In a normal year, USF’s annual Human Rights Film Festival consists of numerous days of packed rooms across campus, and projections of films onto big screens, followed by discussion with the artists who made the films. This year, however, students and faculty tuned in from all over the world on Zoom.
Media studies professor Mark Taylor, one of the organizers of the festival this year, said, “The media studies department decided that we were going to carry on and overcome the challenge of doing the festival online.”
The festival featured a total of five films, each with their own niche within the broad topic of human rights. The films were available for streaming online during specific times throughout the week, and these streamings were accompanied by Zoom Q&A sessions with the directors of the films and USF professors who helped make the event possible.

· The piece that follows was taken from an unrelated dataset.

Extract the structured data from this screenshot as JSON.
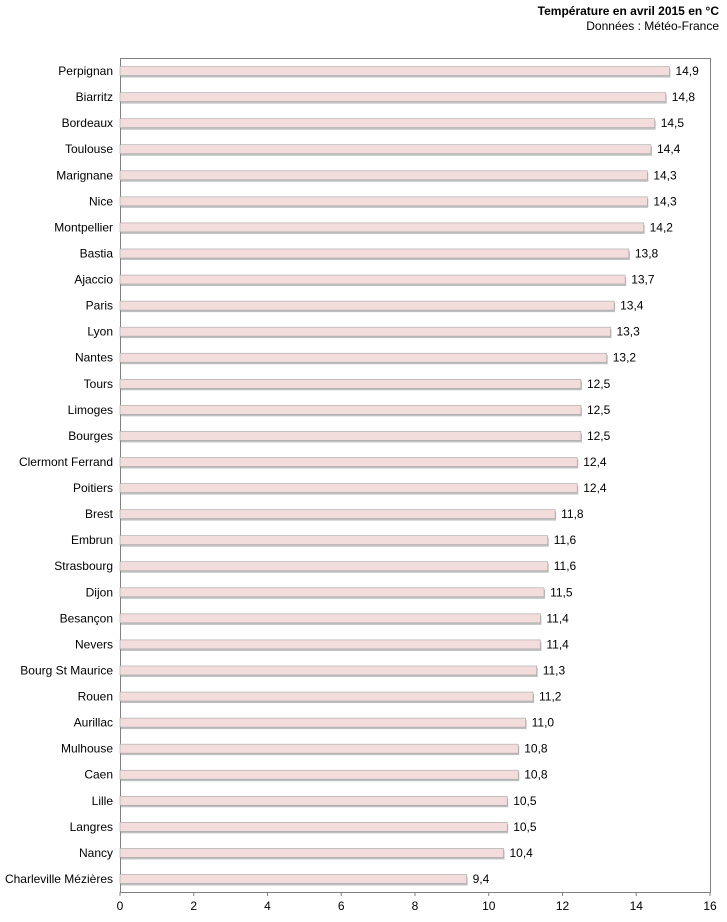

Taylor said gaining online streaming rights to the films was a difficult process, since generally when films are displayed at festivals, the distributors only have to worry about having them available in a specific location. “Film distributors wanted to limit access but we needed to keep it open because our students are distributed around the globe right now,” he said. “That was a really big concern for us. We were working very closely with ITS [to make this possible].”
The first film, “Institutions of Fear” was directed by Montsé Armengou and Ricard Belis. It exposes the lives of children in Spain, locked in orphanages and religious schools during 1977. This film was streamed Tuesday, Feb. 23 followed by a Q&A with director Armengou and USF professors Aránzazu Borrachero and Pedro Lange Churión.

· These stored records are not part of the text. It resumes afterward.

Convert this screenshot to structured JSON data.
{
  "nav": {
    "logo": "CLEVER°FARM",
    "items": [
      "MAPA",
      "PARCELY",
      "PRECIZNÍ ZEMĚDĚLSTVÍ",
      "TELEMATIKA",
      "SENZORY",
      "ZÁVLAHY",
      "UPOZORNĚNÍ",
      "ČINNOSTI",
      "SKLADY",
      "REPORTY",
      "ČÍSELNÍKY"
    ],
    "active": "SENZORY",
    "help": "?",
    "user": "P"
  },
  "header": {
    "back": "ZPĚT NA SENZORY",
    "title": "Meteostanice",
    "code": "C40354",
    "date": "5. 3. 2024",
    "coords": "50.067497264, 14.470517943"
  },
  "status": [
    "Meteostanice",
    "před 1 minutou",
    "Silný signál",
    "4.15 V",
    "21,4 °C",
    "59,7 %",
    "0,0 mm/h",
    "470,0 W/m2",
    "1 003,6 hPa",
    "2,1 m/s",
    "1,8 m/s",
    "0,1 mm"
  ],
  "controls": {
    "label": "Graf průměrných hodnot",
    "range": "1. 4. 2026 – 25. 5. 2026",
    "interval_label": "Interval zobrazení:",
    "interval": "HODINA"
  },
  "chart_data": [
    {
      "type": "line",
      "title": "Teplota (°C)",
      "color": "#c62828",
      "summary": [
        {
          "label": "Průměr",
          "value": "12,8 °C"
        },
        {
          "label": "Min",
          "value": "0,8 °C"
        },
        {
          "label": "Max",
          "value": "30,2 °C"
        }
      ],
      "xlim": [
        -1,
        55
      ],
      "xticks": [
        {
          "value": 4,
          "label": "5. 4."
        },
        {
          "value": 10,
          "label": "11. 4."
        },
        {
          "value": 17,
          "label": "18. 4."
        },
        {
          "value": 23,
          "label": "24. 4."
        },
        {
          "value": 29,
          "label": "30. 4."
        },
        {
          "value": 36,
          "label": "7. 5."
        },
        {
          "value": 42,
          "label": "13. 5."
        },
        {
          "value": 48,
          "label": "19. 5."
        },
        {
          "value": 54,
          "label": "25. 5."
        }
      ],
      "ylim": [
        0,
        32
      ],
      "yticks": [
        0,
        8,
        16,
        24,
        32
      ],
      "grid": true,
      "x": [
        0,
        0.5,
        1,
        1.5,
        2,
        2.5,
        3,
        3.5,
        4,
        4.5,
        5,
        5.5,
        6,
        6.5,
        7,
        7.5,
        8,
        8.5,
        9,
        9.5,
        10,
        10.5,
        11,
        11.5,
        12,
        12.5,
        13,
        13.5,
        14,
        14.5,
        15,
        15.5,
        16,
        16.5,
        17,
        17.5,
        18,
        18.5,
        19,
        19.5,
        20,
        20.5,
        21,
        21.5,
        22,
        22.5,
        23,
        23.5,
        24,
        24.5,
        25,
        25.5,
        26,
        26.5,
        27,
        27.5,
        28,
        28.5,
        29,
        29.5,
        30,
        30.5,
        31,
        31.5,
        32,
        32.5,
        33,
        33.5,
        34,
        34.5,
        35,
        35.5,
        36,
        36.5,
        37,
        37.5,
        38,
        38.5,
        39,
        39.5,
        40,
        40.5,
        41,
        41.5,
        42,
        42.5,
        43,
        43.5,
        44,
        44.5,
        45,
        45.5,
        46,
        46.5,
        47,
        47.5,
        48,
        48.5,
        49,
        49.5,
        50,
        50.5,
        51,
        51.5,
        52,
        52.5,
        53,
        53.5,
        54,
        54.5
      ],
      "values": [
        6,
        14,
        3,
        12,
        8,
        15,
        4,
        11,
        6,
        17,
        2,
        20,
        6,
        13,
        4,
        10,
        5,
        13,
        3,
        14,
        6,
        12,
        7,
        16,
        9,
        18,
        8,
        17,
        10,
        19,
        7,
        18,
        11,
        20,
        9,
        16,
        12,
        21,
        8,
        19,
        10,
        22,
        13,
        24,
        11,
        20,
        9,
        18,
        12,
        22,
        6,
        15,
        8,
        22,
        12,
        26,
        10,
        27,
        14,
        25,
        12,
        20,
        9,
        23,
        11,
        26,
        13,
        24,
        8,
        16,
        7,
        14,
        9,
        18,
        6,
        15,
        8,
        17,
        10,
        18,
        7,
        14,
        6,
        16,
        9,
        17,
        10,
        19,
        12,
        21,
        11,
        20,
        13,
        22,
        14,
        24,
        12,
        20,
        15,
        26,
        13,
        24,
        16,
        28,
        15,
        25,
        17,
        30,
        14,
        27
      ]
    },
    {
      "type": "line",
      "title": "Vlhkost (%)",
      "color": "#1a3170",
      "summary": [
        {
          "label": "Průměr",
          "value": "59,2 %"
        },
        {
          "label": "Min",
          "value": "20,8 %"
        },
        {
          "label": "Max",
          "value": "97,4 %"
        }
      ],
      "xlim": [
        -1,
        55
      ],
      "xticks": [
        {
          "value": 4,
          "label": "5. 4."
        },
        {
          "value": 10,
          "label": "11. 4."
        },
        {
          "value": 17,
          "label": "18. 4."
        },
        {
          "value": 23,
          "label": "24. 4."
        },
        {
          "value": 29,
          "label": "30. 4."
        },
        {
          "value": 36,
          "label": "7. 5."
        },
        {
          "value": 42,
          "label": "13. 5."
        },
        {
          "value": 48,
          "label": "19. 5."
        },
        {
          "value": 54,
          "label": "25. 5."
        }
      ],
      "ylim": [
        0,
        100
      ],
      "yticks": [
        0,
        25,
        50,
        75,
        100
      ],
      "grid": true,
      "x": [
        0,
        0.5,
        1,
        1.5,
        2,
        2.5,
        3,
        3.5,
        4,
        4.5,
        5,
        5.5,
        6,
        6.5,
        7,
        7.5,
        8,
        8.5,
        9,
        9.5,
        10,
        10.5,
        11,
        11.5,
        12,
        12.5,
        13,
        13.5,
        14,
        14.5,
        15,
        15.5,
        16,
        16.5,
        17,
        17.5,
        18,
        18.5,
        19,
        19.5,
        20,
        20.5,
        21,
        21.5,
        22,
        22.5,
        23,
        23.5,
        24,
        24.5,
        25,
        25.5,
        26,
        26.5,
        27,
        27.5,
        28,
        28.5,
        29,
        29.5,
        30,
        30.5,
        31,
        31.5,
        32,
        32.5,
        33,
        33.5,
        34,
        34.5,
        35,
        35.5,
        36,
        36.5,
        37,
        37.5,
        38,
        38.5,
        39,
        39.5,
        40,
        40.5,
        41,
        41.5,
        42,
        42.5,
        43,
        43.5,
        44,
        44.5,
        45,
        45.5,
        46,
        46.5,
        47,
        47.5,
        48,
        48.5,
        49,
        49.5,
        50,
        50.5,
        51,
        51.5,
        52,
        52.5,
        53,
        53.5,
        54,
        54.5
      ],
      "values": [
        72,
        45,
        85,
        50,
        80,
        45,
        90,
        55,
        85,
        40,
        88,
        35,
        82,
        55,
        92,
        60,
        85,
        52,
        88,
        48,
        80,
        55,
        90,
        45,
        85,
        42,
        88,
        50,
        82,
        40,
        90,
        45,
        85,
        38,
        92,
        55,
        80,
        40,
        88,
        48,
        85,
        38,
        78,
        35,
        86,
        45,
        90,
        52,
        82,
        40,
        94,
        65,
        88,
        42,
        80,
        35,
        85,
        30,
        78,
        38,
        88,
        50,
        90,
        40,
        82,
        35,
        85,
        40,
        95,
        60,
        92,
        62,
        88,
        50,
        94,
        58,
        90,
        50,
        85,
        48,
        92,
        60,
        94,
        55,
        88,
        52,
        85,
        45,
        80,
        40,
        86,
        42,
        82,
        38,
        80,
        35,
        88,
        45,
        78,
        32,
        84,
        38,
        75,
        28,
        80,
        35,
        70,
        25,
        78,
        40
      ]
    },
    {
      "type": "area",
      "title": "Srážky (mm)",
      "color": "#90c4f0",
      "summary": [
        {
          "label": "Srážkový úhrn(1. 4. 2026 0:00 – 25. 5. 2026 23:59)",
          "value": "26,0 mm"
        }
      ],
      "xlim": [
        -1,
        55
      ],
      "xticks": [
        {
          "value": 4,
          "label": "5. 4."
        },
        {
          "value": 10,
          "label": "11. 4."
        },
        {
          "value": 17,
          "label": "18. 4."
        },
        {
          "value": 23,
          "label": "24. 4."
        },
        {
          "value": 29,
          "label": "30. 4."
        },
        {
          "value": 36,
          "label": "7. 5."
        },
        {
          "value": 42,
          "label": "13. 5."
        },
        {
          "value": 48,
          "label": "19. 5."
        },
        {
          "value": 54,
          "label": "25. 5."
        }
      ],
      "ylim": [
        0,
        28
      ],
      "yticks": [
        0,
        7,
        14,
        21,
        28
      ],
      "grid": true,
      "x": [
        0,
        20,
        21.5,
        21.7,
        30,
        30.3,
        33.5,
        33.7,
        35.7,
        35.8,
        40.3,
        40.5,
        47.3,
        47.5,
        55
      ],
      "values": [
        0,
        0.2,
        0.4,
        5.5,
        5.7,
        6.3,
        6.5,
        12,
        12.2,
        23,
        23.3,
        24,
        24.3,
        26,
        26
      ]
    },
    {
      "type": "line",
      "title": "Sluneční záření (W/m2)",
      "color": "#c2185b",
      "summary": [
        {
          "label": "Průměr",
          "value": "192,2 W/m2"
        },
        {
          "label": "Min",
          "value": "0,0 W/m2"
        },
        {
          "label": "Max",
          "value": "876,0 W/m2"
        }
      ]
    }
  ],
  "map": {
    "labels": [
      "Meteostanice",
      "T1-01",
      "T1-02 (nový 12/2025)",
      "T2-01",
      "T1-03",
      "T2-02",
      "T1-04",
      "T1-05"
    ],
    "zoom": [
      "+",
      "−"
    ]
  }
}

“Unsettled: Seeking Refuge in America” was shown the next day, followed by a Q&A with Director Tom Shepard and USF media studies professor Karina Hodoyan. It illuminates the untold stories of LGBT refugees who have had to leave their tumultuous countries behind to start a new life in the United States. The film is available on DVD, Blue Ray, or Good Docs for streaming.

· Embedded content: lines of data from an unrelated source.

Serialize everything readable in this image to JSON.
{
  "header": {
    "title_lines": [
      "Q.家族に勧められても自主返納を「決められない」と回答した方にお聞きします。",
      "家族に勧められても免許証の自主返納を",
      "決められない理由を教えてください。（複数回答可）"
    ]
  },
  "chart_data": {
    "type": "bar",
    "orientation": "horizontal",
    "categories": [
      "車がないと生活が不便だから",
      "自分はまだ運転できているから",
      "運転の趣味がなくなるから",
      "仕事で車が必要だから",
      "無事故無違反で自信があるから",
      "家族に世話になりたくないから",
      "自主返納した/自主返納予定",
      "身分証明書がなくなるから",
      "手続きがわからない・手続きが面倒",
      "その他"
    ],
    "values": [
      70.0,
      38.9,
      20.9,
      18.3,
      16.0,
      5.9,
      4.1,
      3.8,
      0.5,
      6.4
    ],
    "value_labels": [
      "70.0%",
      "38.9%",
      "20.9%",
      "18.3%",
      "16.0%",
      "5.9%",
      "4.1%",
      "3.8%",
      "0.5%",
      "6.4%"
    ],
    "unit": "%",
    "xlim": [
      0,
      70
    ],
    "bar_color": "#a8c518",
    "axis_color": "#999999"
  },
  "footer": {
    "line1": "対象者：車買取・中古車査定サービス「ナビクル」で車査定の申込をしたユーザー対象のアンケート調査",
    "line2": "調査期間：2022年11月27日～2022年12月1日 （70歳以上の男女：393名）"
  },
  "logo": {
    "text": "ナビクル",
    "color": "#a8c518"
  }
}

The last three films were shown together on the final day of the festival. “La Lucha Sigue” directed by Sam Vinal, was about the work of various social movement organizations. “Belly of the Beast” directed by Erika Cohn, was centered around exposing modern-day eugenics and reproductive injustice in California prisons, and is now available for streaming on Amazon Prime along with the last film “Couper Was Here,” directed by Nicole Foley, which was about an unhoused woman who supports herself using small monthly disability checks in San Francisco. The film directors, environmental and media studies students, USF professor Lara Bazelon, and Jackie Ramos — an instructor for the McCarthy Center’s Community Empowerment Activists — all took part in the Q&A sessions.